Kayseri'nin 8 milletvekili var... Ancak Meclis'te "Kayseri doğumlu" milletvekili sayısı 13... Geçenlerde "Kayseri doğumlu milletvekilleri" bir araya gelmişler.
Sohbette Kayseri Büyükşehir Belediye Başkanı Mehmet Özhaseki de varmış.
Özhaseki AKP'lilere sormuş:
- Meclis'te oy kullanırken ölçünüz nedir? AKP'lilerden biri yanıt vermiş:
- Salih Kapusuz'a (Kayseri doğumlu Ankara milletvekili... Grup Başkanvekili) bakarız... Salih el kaldırıyorsa, biz de kaldırırız... Salih'in eli, genel başkanın eli demektir.
Özhaseki bu defa, yaşça kendisinden büyük "Kayserili CHP'liye" dönmüş:
- Abi, siz neye bakarsınız?
- Vallahi biz de Salih Kapusuz'a bakarız... Salih el kaldırıyorsa, biz kaldırmayız.
***
Bu "kara mizah" aslında "sistemimizin bir fotoğrafı."
Öyle bir sistem ki...
"Liderin dediği olur."
***
Meclis'te Başbakanlık bütçesi konuşulurken "başkanlık sistemi" de tartışılmıştı.
CHP sözcüsü, başkanlık sistemi için "krallık" benzetmesini yapınca...
AKP'li Burhan Kuzu bize şöyle dedi:
- Eğer benzetme yerindeyse, asıl krallar şimdiki sistemde var.
Yani parti liderleri "her dediğine mutlak itaat edilen birer seçilmiş kral."
***
TBMM Anayasa Komisyonu Başkanı, "Kayseri doğumlu İstanbul milletvekili" Prof. Dr. Burhan Kuzu ile Meclis'te buluştuk.
Prof. Kuzu "Özal'a danışmanlık yapmıştı."
Demirel de, Çankaya'ya çıkınca "Anayasa hocası" Kuzu'yu birkaç kez çağırıp, konuşmuş.
Burhan Kuzu AKP'nin "kurucularından."
Parti grubunda "özgür ağırlığı yüksek" bir isim.
- Hocam, 2005'te başkanlık sistemi çok konuşulacak... Siz de bu konuyu gündeme taşıyanların başındasınız... Neler söyleyeceksiniz?
***
İstanbul-Hukuk'un eski "Anayasa Hukuku Anabilim Dalı Başkanı" Prof. Kuzu başladı anlatmaya:
* Şimdiki sistem, fonksiyonsuz Meclis sistemi... Hükümet ne derse, o oluyor.
* Bu sistem sorun üretiyor.
* Başkanlık sistemine geçilmeli... Başkanı halk seçmeli... İki turlu seçim... İlk turda yüzde 51 şartı aranır... İkinci tura, en çok oy alan 2 aday katılır.

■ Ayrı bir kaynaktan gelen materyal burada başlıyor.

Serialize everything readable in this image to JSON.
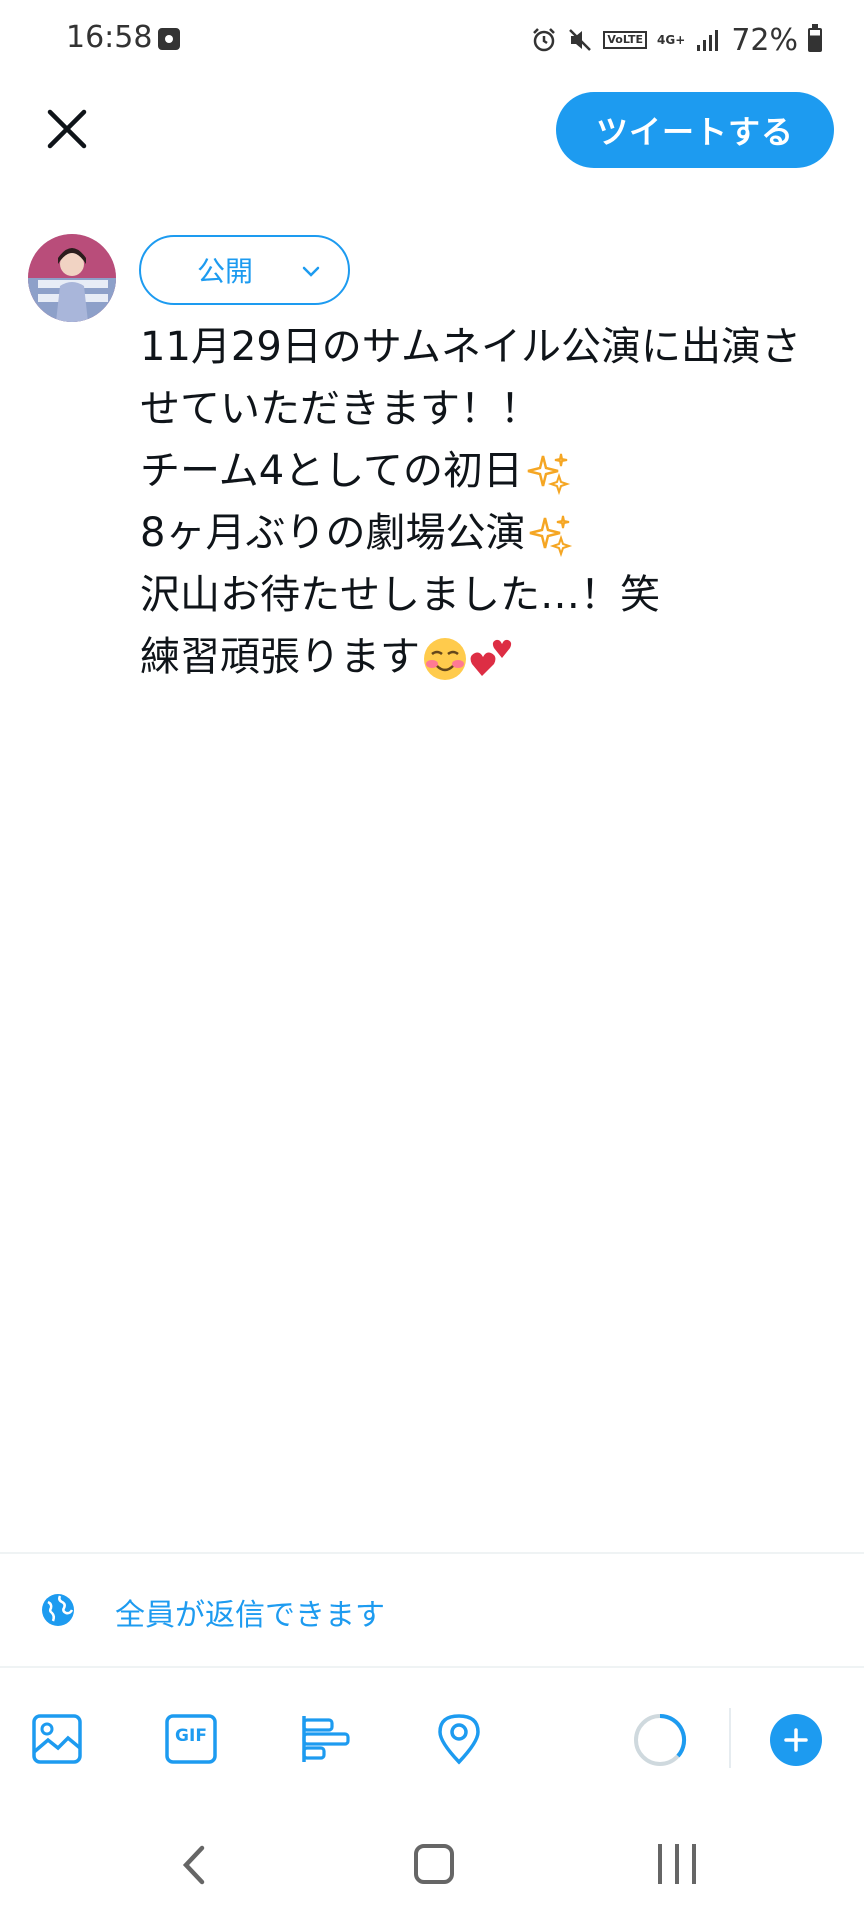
{
  "status_bar": {
    "time": "16:58",
    "battery": "72%",
    "icons": [
      "notification-icon",
      "alarm-icon",
      "mute-icon",
      "volte-icon",
      "4g-icon",
      "signal-icon",
      "battery-icon"
    ],
    "volte_label": "VoLTE",
    "network_label": "4G+"
  },
  "header": {
    "close_icon": "close-icon",
    "tweet_button_label": "ツイートする",
    "accent_color": "#1d9bf0"
  },
  "composer": {
    "audience_label": "公開",
    "tweet_lines": [
      "11月29日のサムネイル公演に出演さ",
      "せていただきます！！",
      "チーム4としての初日",
      "8ヶ月ぶりの劇場公演",
      "沢山お待たせしました…！笑",
      "練習頑張ります"
    ],
    "emojis": {
      "line3": "sparkles-icon",
      "line4": "sparkles-icon",
      "line6": [
        "smiling-face-icon",
        "two-hearts-icon"
      ]
    }
  },
  "reply_setting": {
    "label": "全員が返信できます",
    "icon": "globe-icon"
  },
  "toolbar": {
    "items": [
      "image-icon",
      "gif-icon",
      "poll-icon",
      "location-icon"
    ],
    "gif_label": "GIF",
    "progress_icon": "character-count-ring",
    "add_icon": "plus-icon"
  },
  "navbar": {
    "items": [
      "back-icon",
      "home-icon",
      "recent-apps-icon"
    ]
  }
}
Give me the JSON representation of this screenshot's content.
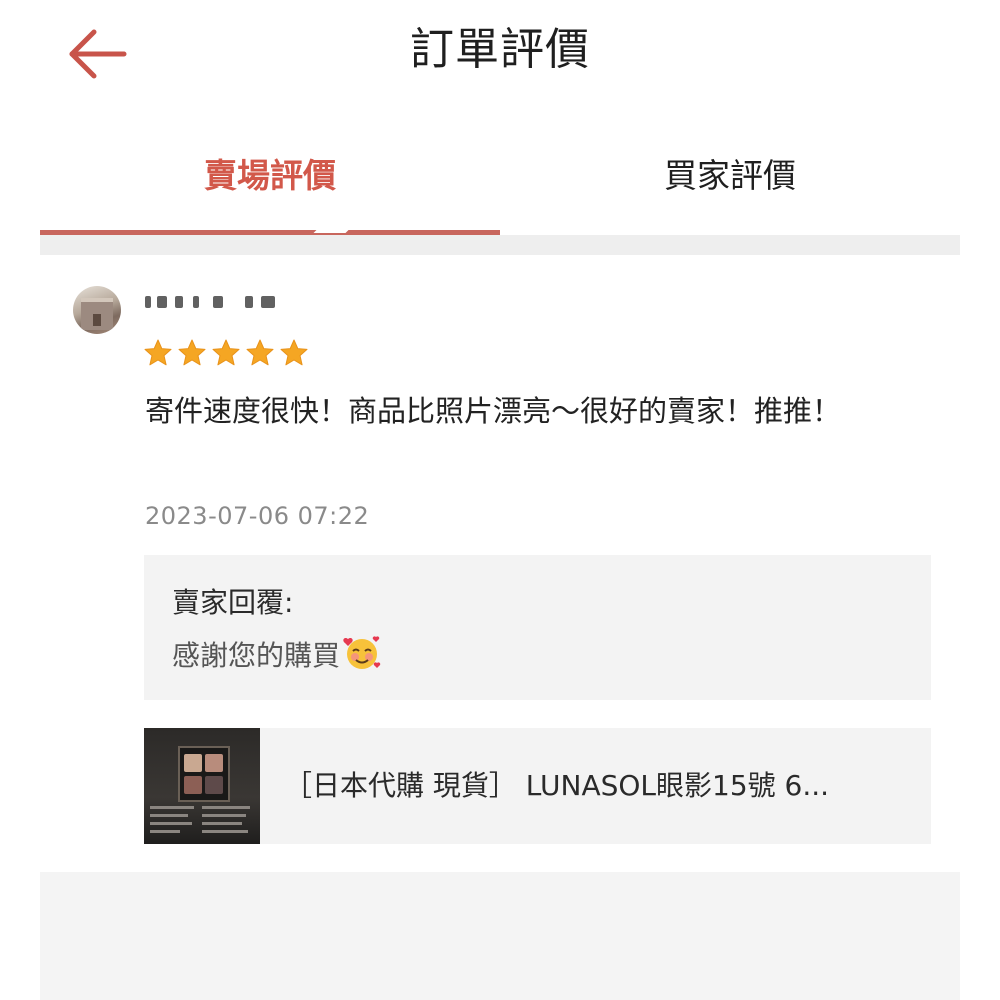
{
  "header": {
    "title": "訂單評價",
    "back_icon": "arrow-left-icon"
  },
  "colors": {
    "accent": "#d2584a",
    "star": "#f5a623",
    "timestamp": "#8a8a8a",
    "panel_bg": "#f3f3f3"
  },
  "tabs": [
    {
      "label": "賣場評價",
      "active": true
    },
    {
      "label": "買家評價",
      "active": false
    }
  ],
  "review": {
    "rating": 5,
    "rating_max": 5,
    "comment": "寄件速度很快！商品比照片漂亮～很好的賣家！推推！",
    "timestamp": "2023-07-06 07:22",
    "reply": {
      "label": "賣家回覆:",
      "text": "感謝您的購買",
      "emoji": "smiling-face-with-hearts-icon"
    },
    "product": {
      "name": "［日本代購 現貨］ LUNASOL眼影15號 6...",
      "thumbnail_icon": "eyeshadow-palette-image"
    }
  }
}
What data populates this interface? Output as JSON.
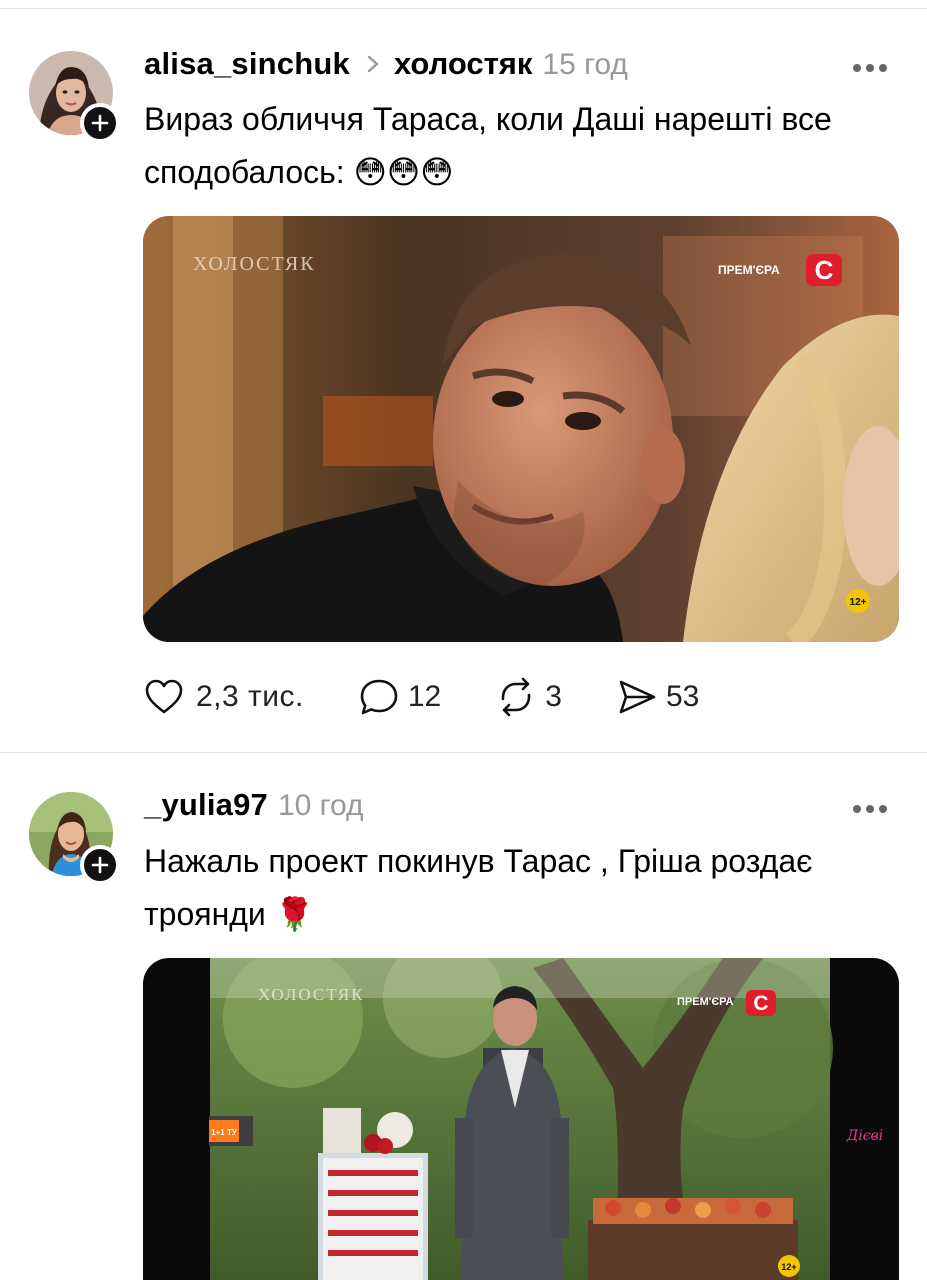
{
  "posts": [
    {
      "username": "alisa_sinchuk",
      "topic": "холостяк",
      "time": "15 год",
      "text": "Вираз обличчя Тараса, коли Даші нарешті все сподобалось: 😳😳😳",
      "media": {
        "show_logo": "ХОЛОСТЯК",
        "premiere_label": "ПРЕМ'ЄРА",
        "channel_logo": "С",
        "age_rating": "12+"
      },
      "actions": {
        "likes": "2,3 тис.",
        "comments": "12",
        "reposts": "3",
        "shares": "53"
      }
    },
    {
      "username": "_yulia97",
      "time": "10 год",
      "text": "Нажаль проект покинув Тарас , Гріша роздає троянди 🌹",
      "media": {
        "show_logo": "ХОЛОСТЯК",
        "premiere_label": "ПРЕМ'ЄРА",
        "channel_logo": "С",
        "age_rating": "12+",
        "sponsor_left": "1+1 ТУ",
        "sponsor_right": "Дієві"
      }
    }
  ],
  "icons": {
    "heart": "heart-icon",
    "comment": "comment-icon",
    "repost": "repost-icon",
    "share": "share-icon",
    "more": "more-icon",
    "follow": "plus-icon",
    "chevron": "chevron-right-icon"
  },
  "colors": {
    "channel_red": "#e01e2b",
    "muted_text": "#999999"
  }
}
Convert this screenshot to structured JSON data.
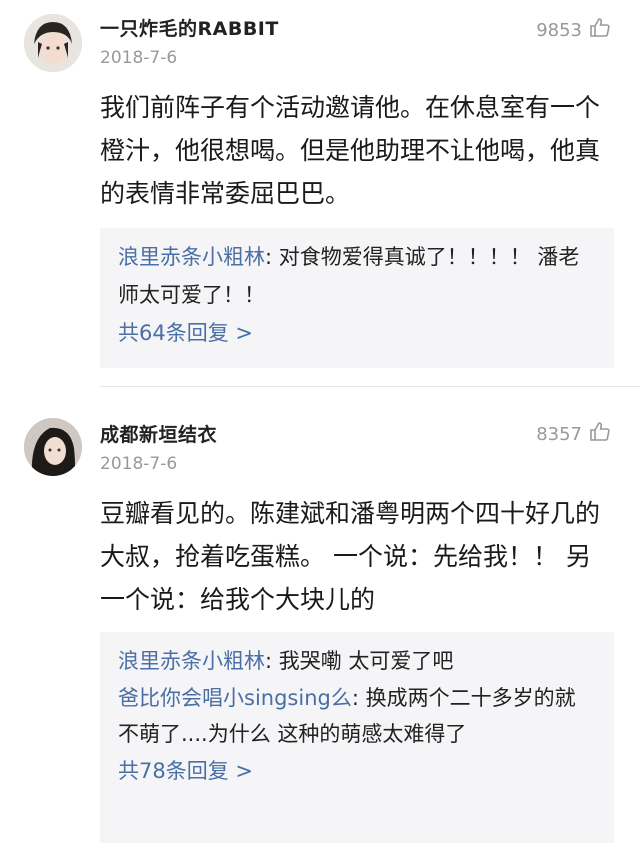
{
  "comments": [
    {
      "username": "一只炸毛的RABBIT",
      "date": "2018-7-6",
      "likes": "9853",
      "text": "我们前阵子有个活动邀请他。在休息室有一个橙汁，他很想喝。但是他助理不让他喝，他真的表情非常委屈巴巴。",
      "replies": [
        {
          "name": "浪里赤条小粗林",
          "text": ": 对食物爱得真诚了！！！！ 潘老师太可爱了！！"
        }
      ],
      "more": "共64条回复 >"
    },
    {
      "username": "成都新垣结衣",
      "date": "2018-7-6",
      "likes": "8357",
      "text": "豆瓣看见的。陈建斌和潘粤明两个四十好几的大叔，抢着吃蛋糕。 一个说：先给我！！ 另一个说：给我个大块儿的",
      "replies": [
        {
          "name": "浪里赤条小粗林",
          "text": ": 我哭嘞 太可爱了吧"
        },
        {
          "name": "爸比你会唱小singsing么",
          "text": ": 换成两个二十多岁的就不萌了....为什么 这种的萌感太难得了"
        }
      ],
      "more": "共78条回复 >"
    }
  ],
  "icons": {
    "like": "thumbs-up-icon",
    "avatar": "avatar"
  },
  "colors": {
    "link": "#4a6fa5",
    "muted": "#999999",
    "reply_bg": "#f5f5f7"
  }
}
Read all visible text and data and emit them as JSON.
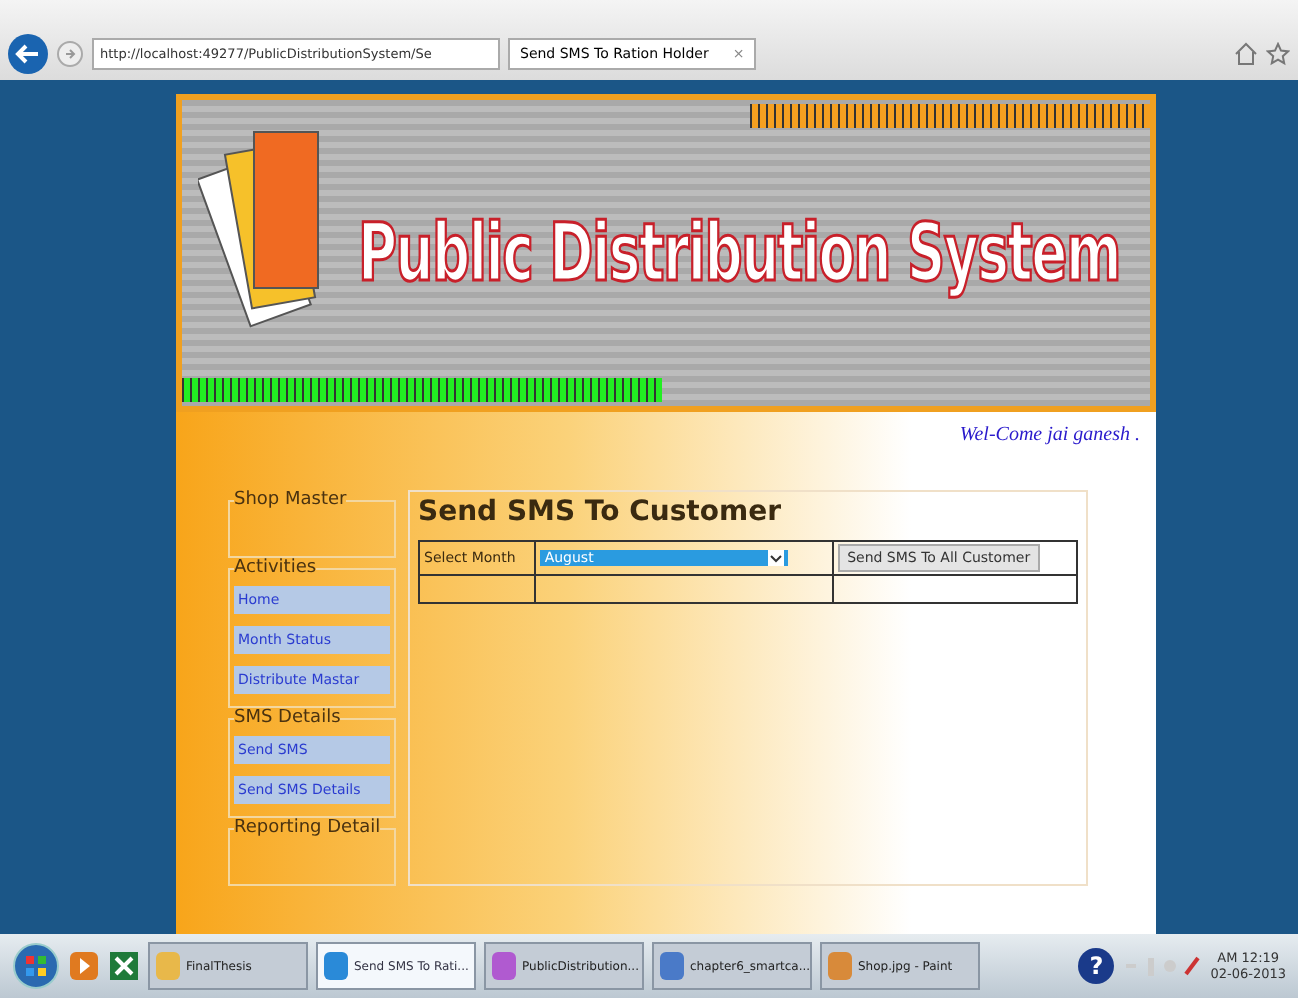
{
  "browser": {
    "address": "http://localhost:49277/PublicDistributionSystem/Se",
    "tab_title": "Send SMS To Ration Holder",
    "tab_close": "×"
  },
  "banner": {
    "title": "Public Distribution System"
  },
  "welcome": "Wel-Come jai ganesh .",
  "sidebar": [
    {
      "heading": "Shop Master"
    },
    {
      "heading": "Activities",
      "items": [
        "Home",
        "Month Status",
        "Distribute Mastar"
      ]
    },
    {
      "heading": "SMS Details",
      "items": [
        "Send SMS",
        "Send SMS Details"
      ]
    },
    {
      "heading": "Reporting Detail"
    }
  ],
  "form": {
    "title": "Send SMS To Customer",
    "month_label": "Select Month",
    "month_value": "August",
    "button": "Send SMS To All Customer"
  },
  "taskbar": {
    "items": [
      {
        "label": "FinalThesis",
        "selected": false,
        "kind": "folder"
      },
      {
        "label": "Send SMS To Rati...",
        "selected": true,
        "kind": "browser"
      },
      {
        "label": "PublicDistribution...",
        "selected": false,
        "kind": "studio"
      },
      {
        "label": "chapter6_smartca...",
        "selected": false,
        "kind": "document"
      },
      {
        "label": "Shop.jpg - Paint",
        "selected": false,
        "kind": "paint"
      }
    ],
    "help": "?",
    "time": "AM 12:19",
    "date": "02-06-2013"
  }
}
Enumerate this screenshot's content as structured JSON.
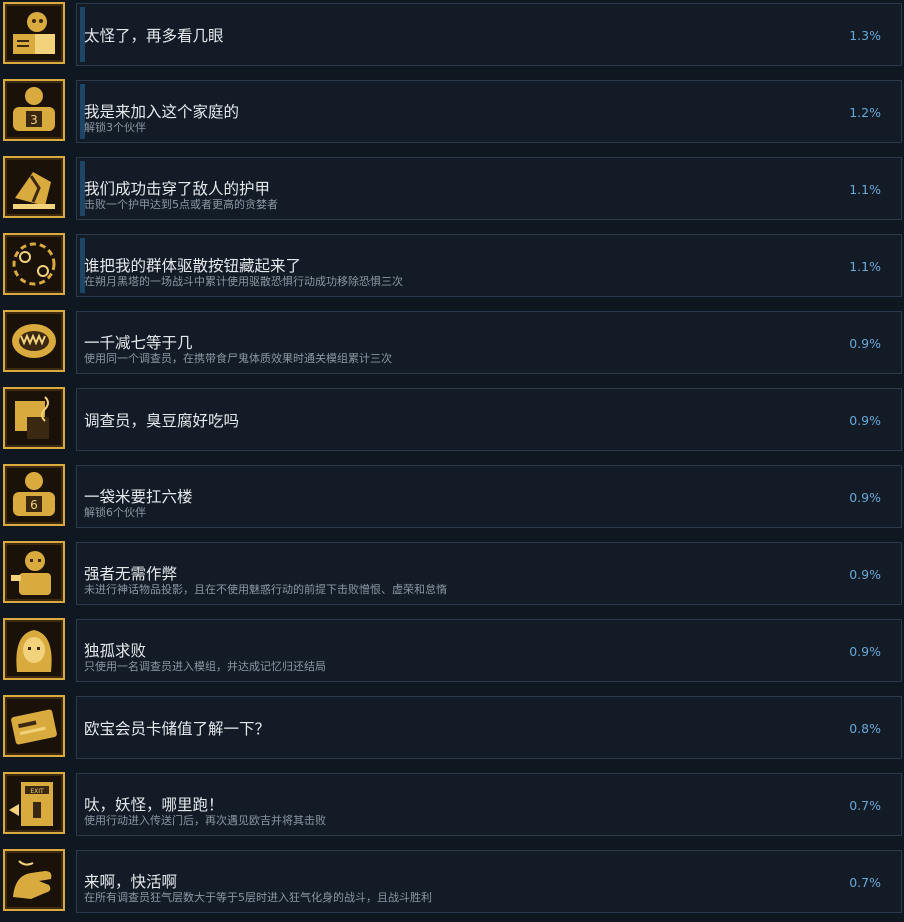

* Başkan, 15 üyeli bir hükümet kurar... Bakanlar, Meclis dışından atanır.
* Seçim sistemi değişir... Dar veya daraltılmış bölgeye geçilir... Bu sisteme göre, kimin milletvekili olacağına genel başkan değil, halk karar verir.
* Yani güçlü hükümet ve onu denetleyecek güçlü bir parlamento olur.
* Yüzde 10 barajı yüzde 3'e inebilir.
* Güçlü hükümetten dolayı "istikrar", baraj aşağı ineceği için de "temsilde adalet" sağlanır.
* Bu uygulama Türkiye'yi 2 partili bir sisteme taşır.
* 2005'te Meclis'e zaten bir Anayasa değişikliği paketi gelecek... Bu pakette, başkanlık sistemi konusu da olmalı.
* Bakanlık beklentisi, milletvekilleri üzerinde büyük bir baskı oluşturuyor... Bakanlar Meclis dışından olursa, bu baskı kırılır.
* Dar bölge sistemine geçilince, milletvekilleri lider korkusunu aşarlar.
***
2 kere 2'nin 4 ettiği ne kadar kesinse 2005'te "sistem tartışmasının yapılacağı" da o kadar kesin.
Meclis'te gördük ki daha şimdiden kimi milletvekili "İngiliz sistemini" inceliyor, kimi "Fransız", kimi "Alman", kimi "Amerikan", kimi "İsrail", kimi "Yunanistan."
3 gündür bu konuyu yazmamız o yüzden.